A sua vida conheceu uma mudança assombrosa.
Não digo que não amasse Harry: digo apenas que na sua cabeça não deve ter sido fácil distinguir entre o amor e toda a quantidade de sensações novas que a relação arrastou.
Quanto a ele, deixou-se levar – isso é óbvio. Os homens nestas situações são muito mais volúveis e manobráveis.
Casou por amor, isso é certo, e viu-se num turbilhão de acontecimentos que desembocaram no corte parcial com a família, na abdicação dos seus títulos e na ida para a América.
Basicamente, Meghan roubou um príncipe à Casa Real britânica. O que é obra! Mas foi um passo perigosíssimo. Embora argumente que extraiu Harry ao ambiente pesado da Corte para salvar o casamento, a questão é que a mudança pode destruí-lo mais rapidamente.

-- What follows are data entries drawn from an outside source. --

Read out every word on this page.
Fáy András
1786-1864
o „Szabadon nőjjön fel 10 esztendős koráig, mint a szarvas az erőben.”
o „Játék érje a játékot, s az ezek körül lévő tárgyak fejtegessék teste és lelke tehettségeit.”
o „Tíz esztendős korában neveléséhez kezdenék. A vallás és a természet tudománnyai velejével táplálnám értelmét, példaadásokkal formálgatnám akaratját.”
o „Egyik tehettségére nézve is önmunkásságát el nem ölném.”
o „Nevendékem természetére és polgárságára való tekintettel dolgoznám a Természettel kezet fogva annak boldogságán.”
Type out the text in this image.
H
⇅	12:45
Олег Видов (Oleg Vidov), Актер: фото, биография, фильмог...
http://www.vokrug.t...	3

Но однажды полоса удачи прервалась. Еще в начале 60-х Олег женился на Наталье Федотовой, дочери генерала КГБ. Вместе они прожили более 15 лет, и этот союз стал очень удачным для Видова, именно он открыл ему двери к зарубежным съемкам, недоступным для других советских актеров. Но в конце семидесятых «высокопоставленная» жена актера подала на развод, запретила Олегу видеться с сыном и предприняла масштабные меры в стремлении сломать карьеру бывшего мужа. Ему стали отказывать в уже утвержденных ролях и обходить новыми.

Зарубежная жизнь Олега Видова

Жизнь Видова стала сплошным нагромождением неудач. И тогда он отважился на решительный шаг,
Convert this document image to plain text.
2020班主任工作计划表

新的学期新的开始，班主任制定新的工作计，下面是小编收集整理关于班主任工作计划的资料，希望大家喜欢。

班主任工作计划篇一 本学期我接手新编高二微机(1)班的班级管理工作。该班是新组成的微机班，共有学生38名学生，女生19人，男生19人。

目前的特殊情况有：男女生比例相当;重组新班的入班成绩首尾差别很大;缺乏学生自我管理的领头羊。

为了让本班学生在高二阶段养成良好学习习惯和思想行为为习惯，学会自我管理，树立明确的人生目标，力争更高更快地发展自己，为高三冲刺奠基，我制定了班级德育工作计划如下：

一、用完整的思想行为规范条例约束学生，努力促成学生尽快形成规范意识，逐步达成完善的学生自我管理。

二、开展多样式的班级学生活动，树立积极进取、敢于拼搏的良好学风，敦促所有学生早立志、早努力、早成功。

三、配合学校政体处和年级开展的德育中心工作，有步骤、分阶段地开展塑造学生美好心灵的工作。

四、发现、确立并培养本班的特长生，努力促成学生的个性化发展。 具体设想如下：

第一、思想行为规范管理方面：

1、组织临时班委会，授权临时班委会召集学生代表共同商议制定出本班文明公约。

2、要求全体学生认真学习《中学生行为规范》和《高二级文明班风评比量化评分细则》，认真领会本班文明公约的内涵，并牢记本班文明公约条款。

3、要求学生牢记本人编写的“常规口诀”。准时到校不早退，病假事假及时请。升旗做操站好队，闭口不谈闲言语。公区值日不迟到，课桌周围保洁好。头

Poderá Harry, que sempre viveu em determinado meio, que tinha em Inglaterra os seus amigos e conhecidos, e os seus locais de preferência, que tinha a família (por muito que não gostasse de alguns membros), que tinha todas as recordações e referências, aguentar a mudança para um meio diferente, um país diferente, com outros hábitos, onde não tem amigos nem família, afastado de tudo?
Ao convencer o príncipe a deixar a Corte e mudar-se para a América, Meghan Markle assumiu o tremendo encargo de ‘substituir’ tudo o que Harry perdeu. Dito de outra maneira: a vida de Harry, que decorria em determinado ambiente, relacionando-se com um conjunto de pessoas, frequentando determinados locais, partilhando de um dado cerimonial, hoje resume-se a Meghan (e aos filhos, claro). Harry trocou tudo pelo amor. E isso colocou sobre o casamento uma pressão enorme.
Por estas e por outras é que os casamentos se faziam antigamente entre príncipes e princesas. Pelo menos, estavam todos habituados àquela vida desde que nasciam. Como dizia Alçada Baptista, o grande problema para o casamento surgiu quando as pessoas (e não só os príncipes) deixaram de casar por interesse e passaram a casar por amor. É que os interesses em geral permaneciam, e o amor é instável – vem e vai.